Este amor es lo que hace que nuestra participación cristiana en la sociedad sea diferente. No somos sólo “bienhechores” o filántropos.

Lo que a los cristianos nos hace diferentes es que sabemos que cada persona es verdaderamente una hermana o hermano nuestro, creado a imagen de Dios. Lo que a los cristianos nos hace diferentes es que sabemos que estamos en la presencia de Dios cuando estamos en la presencia de los pobres. Y que lo que hacemos por los pobres, lo hacemos por Dios.

Para la Iglesia, la caridad y la compasión son el “lenguaje” de la nueva evangelización. A través de gestos sencillos, de actos humildes de servicio, proclamamos que Jesús ha resucitado y está vivo entre nosotros.

A través de nuestras obras de caridad y misericordia mostramos el amor de Dios a los necesitados. Por medio de nuestro amor, mostramos a nuestra sociedad que nadie está fuera del amor y del cuidado de Dios.

Todos estamos aquí para servir. Todos estamos aquí para entregarnos a los demás.
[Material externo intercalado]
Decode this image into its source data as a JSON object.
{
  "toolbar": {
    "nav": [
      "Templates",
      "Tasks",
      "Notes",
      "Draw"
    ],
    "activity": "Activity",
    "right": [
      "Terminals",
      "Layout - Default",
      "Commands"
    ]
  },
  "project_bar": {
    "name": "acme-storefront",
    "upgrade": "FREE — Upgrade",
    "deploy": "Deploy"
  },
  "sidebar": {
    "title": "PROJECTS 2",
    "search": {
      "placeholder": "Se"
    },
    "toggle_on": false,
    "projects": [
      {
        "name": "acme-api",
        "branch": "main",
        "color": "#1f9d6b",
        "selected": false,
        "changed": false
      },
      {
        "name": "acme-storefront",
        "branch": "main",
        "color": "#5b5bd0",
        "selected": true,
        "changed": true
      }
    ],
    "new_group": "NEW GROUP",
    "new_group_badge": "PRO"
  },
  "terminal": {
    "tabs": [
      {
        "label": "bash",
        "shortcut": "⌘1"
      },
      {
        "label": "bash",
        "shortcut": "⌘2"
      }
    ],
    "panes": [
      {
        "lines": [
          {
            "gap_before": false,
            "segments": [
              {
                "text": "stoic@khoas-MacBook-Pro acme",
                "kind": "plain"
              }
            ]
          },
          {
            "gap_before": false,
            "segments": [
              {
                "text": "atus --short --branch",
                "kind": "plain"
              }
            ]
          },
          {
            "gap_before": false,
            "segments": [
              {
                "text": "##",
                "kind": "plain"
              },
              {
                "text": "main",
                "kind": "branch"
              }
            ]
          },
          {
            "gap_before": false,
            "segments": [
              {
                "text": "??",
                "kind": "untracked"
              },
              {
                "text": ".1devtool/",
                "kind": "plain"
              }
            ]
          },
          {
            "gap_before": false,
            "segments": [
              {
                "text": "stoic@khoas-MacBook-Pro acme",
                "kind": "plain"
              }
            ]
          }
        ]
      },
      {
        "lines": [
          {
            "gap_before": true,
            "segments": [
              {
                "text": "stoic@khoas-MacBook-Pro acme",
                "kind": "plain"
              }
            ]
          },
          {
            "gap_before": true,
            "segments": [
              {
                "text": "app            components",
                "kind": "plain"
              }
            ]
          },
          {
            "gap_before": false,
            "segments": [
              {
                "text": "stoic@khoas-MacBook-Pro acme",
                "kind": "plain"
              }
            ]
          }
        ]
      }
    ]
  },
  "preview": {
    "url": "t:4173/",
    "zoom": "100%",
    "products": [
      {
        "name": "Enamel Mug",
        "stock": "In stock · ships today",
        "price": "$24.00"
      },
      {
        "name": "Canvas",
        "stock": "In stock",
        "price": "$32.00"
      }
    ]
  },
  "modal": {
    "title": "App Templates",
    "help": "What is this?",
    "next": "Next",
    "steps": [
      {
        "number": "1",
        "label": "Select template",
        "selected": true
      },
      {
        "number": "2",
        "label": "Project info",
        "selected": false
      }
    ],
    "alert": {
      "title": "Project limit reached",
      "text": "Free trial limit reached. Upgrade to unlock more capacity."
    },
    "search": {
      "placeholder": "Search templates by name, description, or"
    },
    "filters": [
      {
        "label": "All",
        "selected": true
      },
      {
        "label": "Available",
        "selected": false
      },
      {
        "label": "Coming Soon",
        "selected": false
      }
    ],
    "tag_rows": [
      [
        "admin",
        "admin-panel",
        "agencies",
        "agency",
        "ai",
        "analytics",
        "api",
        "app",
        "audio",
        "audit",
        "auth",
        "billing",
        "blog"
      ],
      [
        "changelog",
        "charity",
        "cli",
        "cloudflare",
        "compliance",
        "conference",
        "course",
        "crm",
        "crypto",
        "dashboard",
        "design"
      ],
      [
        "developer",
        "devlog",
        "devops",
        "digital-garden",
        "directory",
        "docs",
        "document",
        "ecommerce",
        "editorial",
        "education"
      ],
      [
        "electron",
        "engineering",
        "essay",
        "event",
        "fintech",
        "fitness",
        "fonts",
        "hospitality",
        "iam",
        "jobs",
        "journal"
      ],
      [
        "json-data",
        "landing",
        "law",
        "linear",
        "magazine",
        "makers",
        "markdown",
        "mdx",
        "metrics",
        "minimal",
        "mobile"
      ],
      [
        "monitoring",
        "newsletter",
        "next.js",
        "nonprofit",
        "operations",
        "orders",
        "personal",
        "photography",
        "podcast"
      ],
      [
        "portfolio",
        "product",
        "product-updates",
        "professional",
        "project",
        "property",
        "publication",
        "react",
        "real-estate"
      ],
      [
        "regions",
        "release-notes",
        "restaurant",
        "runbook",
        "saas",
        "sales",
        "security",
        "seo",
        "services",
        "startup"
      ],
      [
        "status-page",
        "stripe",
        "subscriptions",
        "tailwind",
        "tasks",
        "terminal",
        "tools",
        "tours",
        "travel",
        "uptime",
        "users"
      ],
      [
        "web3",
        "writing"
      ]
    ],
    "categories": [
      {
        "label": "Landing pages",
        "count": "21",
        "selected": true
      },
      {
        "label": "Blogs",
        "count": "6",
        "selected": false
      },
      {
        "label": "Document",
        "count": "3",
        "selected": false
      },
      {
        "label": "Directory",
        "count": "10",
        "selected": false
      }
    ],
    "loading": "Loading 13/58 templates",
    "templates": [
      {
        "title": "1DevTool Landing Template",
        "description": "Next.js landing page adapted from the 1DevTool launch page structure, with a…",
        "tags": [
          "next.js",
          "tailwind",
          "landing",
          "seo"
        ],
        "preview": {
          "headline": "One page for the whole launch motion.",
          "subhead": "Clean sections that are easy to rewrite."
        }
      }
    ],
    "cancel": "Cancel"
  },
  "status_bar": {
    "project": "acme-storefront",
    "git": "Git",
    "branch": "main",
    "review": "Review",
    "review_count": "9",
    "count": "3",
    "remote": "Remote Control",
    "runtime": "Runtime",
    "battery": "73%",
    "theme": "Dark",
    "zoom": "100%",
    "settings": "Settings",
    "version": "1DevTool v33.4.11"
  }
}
Todos estamos aquí para ayudarnos unos a otros a llevar las cargas que todos tenemos en esta vida.

Entonces, en este tiempo de elecciones y a lo largo de la semana, recemos unos por otros, por nuestro estado y por nuestro país.

Y pidámosle a nuestra Santísima Madre María, Nuestra Señora de los Ángeles, que nos ayude a seguir trabajando juntos para hacer de esta ciudad realmente “una ciudad de los Ángeles”, en la que cada vida humana sea valorada y acogida, en donde los pobres y vulnerables, los ancianos y enfermos, sean protegidos y atendidos con compasión.